You can use the shutdown method on the socket class. It can prevent further sends, receives or both.
socket.shutdown(socket.SHUT_WR)
The above prevents future sends, as an example.
See Python docs for more info.
I don't know if it's possible to do what you're asking, but it shouldn't be necessary. Just don't read from the socket if there is nothing to read; use select.select to check the socket for data.
change:
data = self.clientSocket.recv(1024)
print "Got data: ", data
self.clientSocket.send(data)
to something more like this:
r, _, _ = select.select([self.clientSocket], [], [])
if r:
data = self.clientSocket.recv(1024)
print "Got data: ", data
self.clientSocket.send(data)
EDIT: If you want to guard against the possibility that the socket has been closed, catch socket.error.
do_read = False
try:
r, _, _ = select.select([self.clientSocket], [], [])
do_read = bool(r)
except socket.error:
pass
if do_read:
data = self.clientSocket.recv(1024)
print "Got data: ", data
self.clientSocket.send(data)
I found a solution using timeouts.

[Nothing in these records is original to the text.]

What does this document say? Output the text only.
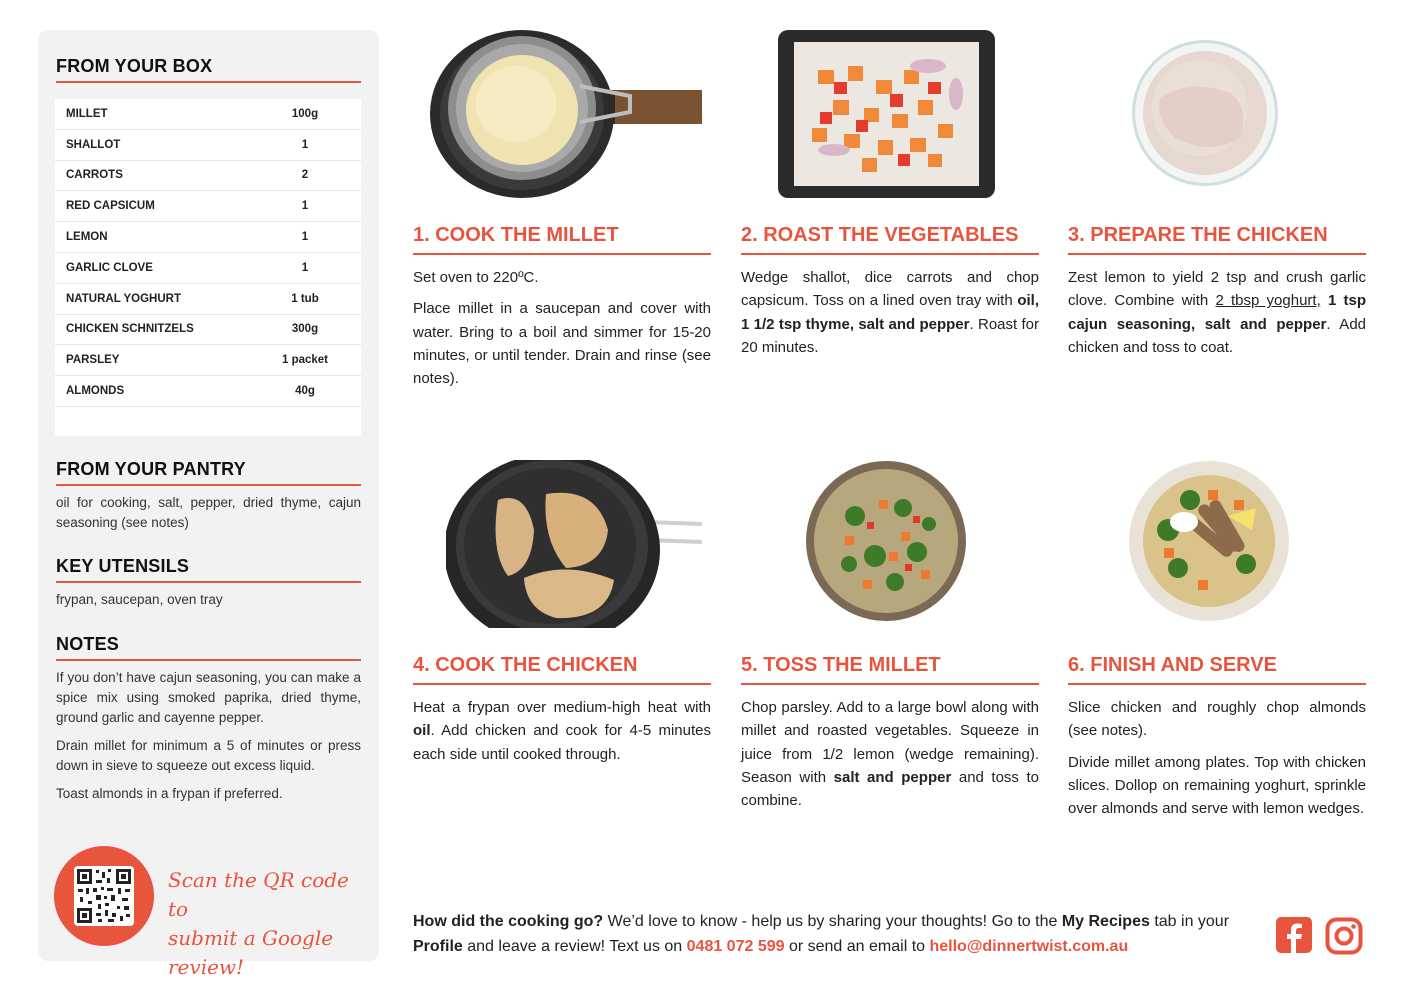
FROM YOUR BOX
MILLET	100g
SHALLOT	1
CARROTS	2
RED CAPSICUM	1
LEMON	1
GARLIC CLOVE	1
NATURAL YOGHURT	1 tub
CHICKEN SCHNITZELS	300g
PARSLEY	1 packet
ALMONDS	40g
FROM YOUR PANTRY
oil for cooking, salt, pepper, dried thyme, cajun seasoning (see notes)
KEY UTENSILS
frypan, saucepan, oven tray
NOTES

If you don’t have cajun seasoning, you can make a spice mix using smoked paprika, dried thyme, ground garlic and cayenne pepper.

Drain millet for minimum a 5 of minutes or press down in sieve to squeeze out excess liquid.

Toast almonds in a frypan if preferred.

Scan the QR code to
submit a Google review!
1. COOK THE MILLET

Set oven to 220ºC.

Place millet in a saucepan and cover with water. Bring to a boil and simmer for 15-20 minutes, or until tender. Drain and rinse (see notes).

2. ROAST THE VEGETABLES

Wedge shallot, dice carrots and chop capsicum. Toss on a lined oven tray with oil, 1 1/2 tsp thyme, salt and pepper. Roast for 20 minutes.

3. PREPARE THE CHICKEN

Zest lemon to yield 2 tsp and crush garlic clove. Combine with 2 tbsp yoghurt, 1 tsp cajun seasoning, salt and pepper. Add chicken and toss to coat.

4. COOK THE CHICKEN

Heat a frypan over medium-high heat with oil. Add chicken and cook for 4-5 minutes each side until cooked through.

5. TOSS THE MILLET

Chop parsley. Add to a large bowl along with millet and roasted vegetables. Squeeze in juice from 1/2 lemon (wedge remaining). Season with salt and pepper and toss to combine.

6. FINISH AND SERVE

Slice chicken and roughly chop almonds (see notes).

Divide millet among plates. Top with chicken slices. Dollop on remaining yoghurt, sprinkle over almonds and serve with lemon wedges.

How did the cooking go? We’d love to know - help us by sharing your thoughts! Go to the My Recipes tab in your Profile and leave a review! Text us on 0481 072 599 or send an email to hello@dinnertwist.com.au
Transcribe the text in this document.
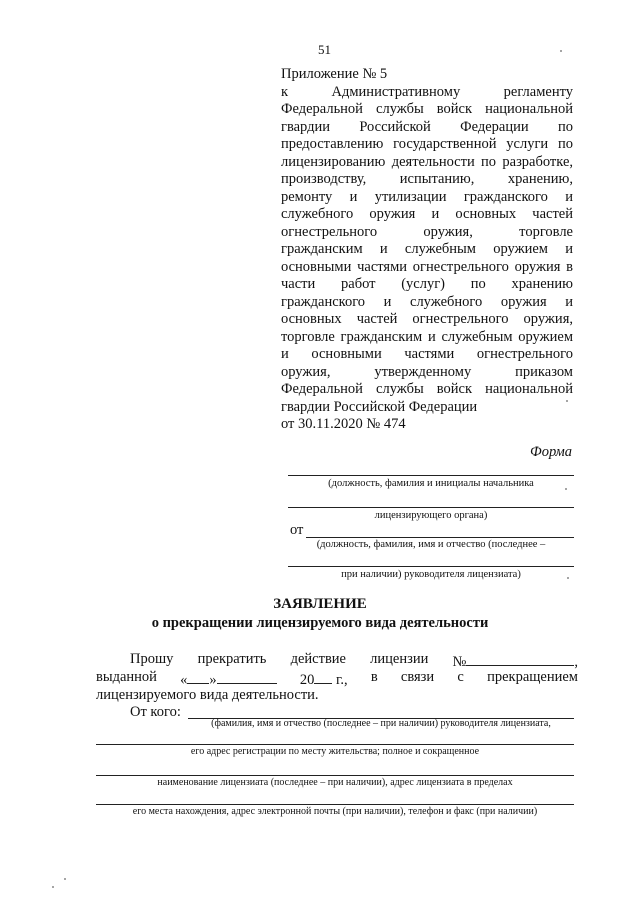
51
Приложение № 5
к Административному регламенту
Федеральной службы войск национальной
гвардии Российской Федерации по
предоставлению государственной услуги по
лицензированию деятельности по разработке,
производству, испытанию, хранению,
ремонту и утилизации гражданского и
служебного оружия и основных частей
огнестрельного оружия, торговле
гражданским и служебным оружием и
основными частями огнестрельного оружия в
части работ (услуг) по хранению
гражданского и служебного оружия и
основных частей огнестрельного оружия,
торговле гражданским и служебным оружием
и основными частями огнестрельного
оружия, утвержденному приказом
Федеральной службы войск национальной
гвардии Российской Федерации
от 30.11.2020 № 474
Форма
(должность, фамилия и инициалы начальника
лицензирующего органа)
от
(должность, фамилия, имя и отчество (последнее –
при наличии) руководителя лицензиата)
ЗАЯВЛЕНИЕ
о прекращении лицензируемого вида деятельности
Прошу прекратить действие лицензии №	,
выданной « »	20 г., в связи с прекращением
лицензируемого вида деятельности.
От кого:
(фамилия, имя и отчество (последнее – при наличии) руководителя лицензиата,
его адрес регистрации по месту жительства; полное и сокращенное
наименование лицензиата (последнее – при наличии), адрес лицензиата в пределах
его места нахождения, адрес электронной почты (при наличии), телефон и факс (при наличии)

That will interrupt the recv (actually before the timeout has expired which is nice):
# Echo server program
import socket
from threading import Thread
import time
class ClientThread(Thread):
def __init__(self, clientSocke):
Thread.__init__(self)
self.clientSocket = clientSocket
def run(self):
while 1:
try:
data = self.clientSocket.recv(1024)
print "Got data: ", data
self.clientSocket.send(data)
except socket.timeout:
# If it was a timeout, we want to continue with recv
continue
except:
break
self.clientSocket.close()
HOST = ''
PORT = 6000
serverSocket = socket.socket(socket.AF_INET, socket.SOCK_STREAM)
serverSocket.setsockopt(socket.SOL_SOCKET, socket.SO_REUSEADDR, 1)

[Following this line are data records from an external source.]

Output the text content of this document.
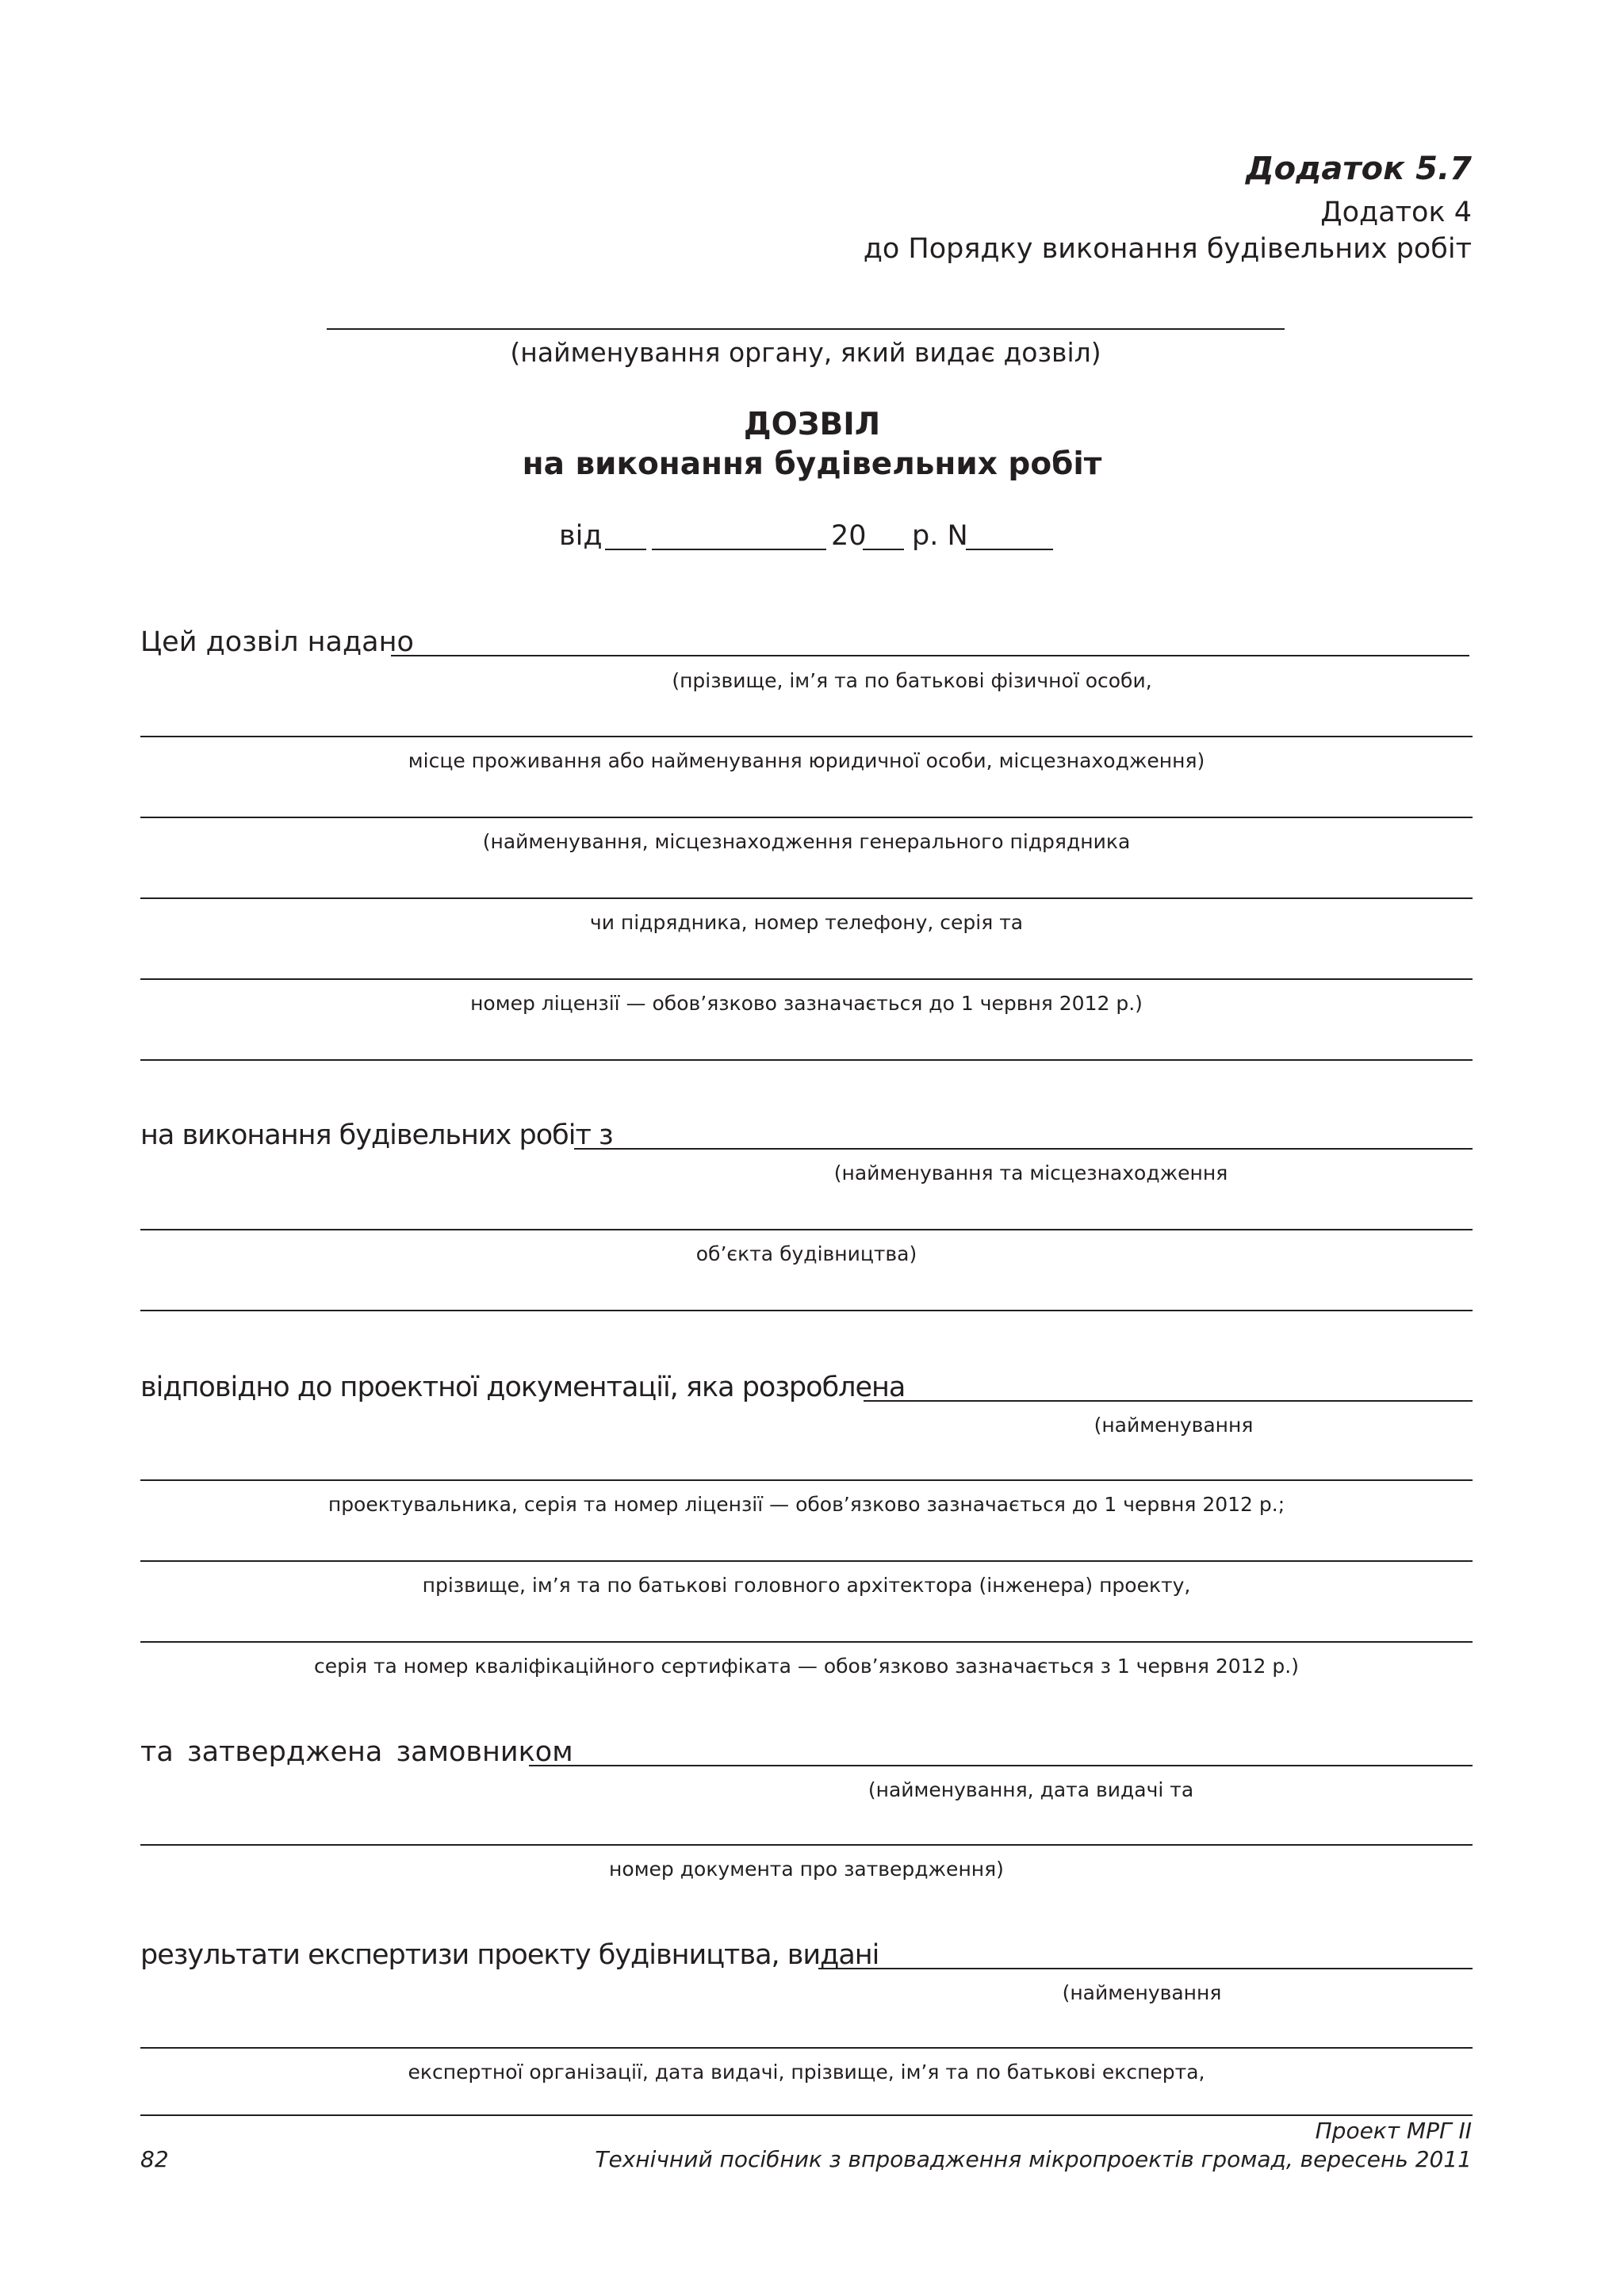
Додаток 5.7
Додаток 4
до Порядку виконання будівельних робіт
(найменування органу, який видає дозвіл)
ДОЗВІЛ
на виконання будівельних робіт
від	20 р. N
Цей дозвіл надано
(прізвище, ім’я та по батькові фізичної особи,
місце проживання або найменування юридичної особи, місцезнаходження)
(найменування, місцезнаходження генерального підрядника
чи підрядника, номер телефону, серія та
номер ліцензії — обов’язково зазначається до 1 червня 2012 р.)
на виконання будівельних робіт з
(найменування та місцезнаходження
об’єкта будівництва)
відповідно до проектної документації, яка розроблена
(найменування
проектувальника, серія та номер ліцензії — обов’язково зазначається до 1 червня 2012 р.;
прізвище, ім’я та по батькові головного архітектора (інженера) проекту,
серія та номер кваліфікаційного сертифіката — обов’язково зазначається з 1 червня 2012 р.)
та затверджена замовником
(найменування, дата видачі та
номер документа про затвердження)
результати експертизи проекту будівництва, видані
(найменування
експертної організації, дата видачі, прізвище, ім’я та по батькові експерта,
Проект МРГ ІІ
82	Технічний посібник з впровадження мікропроектів громад, вересень 2011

serverSocket.bind((HOST, PORT))
serverSocket.listen(1)
clientSocket, addr = serverSocket.accept()
clientSocket.settimeout(1)
print 'Got a new connection from: ', addr
clientThread = ClientThread(clientSocket)
clientThread.start()
# Close it down immediatly
clientSocket.close()
I must apologize for the comments below. The earlier comment by #Matt Anderson works. I had made a mistake when trying it out which led to my post below.

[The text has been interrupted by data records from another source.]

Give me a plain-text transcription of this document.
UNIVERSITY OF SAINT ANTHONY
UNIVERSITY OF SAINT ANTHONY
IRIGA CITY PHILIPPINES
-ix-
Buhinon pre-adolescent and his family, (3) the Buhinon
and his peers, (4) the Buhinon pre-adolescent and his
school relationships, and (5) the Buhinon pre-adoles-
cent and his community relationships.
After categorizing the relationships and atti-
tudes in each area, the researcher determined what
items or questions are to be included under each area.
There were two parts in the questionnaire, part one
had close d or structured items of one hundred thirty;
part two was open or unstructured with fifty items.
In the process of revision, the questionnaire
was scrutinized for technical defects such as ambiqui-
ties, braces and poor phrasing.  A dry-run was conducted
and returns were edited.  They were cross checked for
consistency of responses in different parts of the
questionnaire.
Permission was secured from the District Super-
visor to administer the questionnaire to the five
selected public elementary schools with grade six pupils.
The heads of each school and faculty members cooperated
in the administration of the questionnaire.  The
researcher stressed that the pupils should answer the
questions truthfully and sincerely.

Using timeout is not a very good solution. It may seem that waking up for an instant and then going back to sleep is no big deal, but I have seen it greatly affect the performance of an application. You have an operation that for the most part wants to block until data is available and thus sleep forever. However, if you want to abort for some reason, like shutting down your application, then the trick is how to get out. For sockets, you can use select and listen on two sockets. Your primary one, and a special shutdown one. Creating the shutdown one though is a bit of a pain. You have to create it. You have to get the listening socket to accept it. You have to keep track of both ends of this pipe. I have the same issue with the Synchronized Queue class. There however, you can at least insert a dummy object into the queue to wake up the get(). This requires that the dummy object not look like your normal data though. I sometimes wish Python had something like the Windows API WaitForMultipleObjects.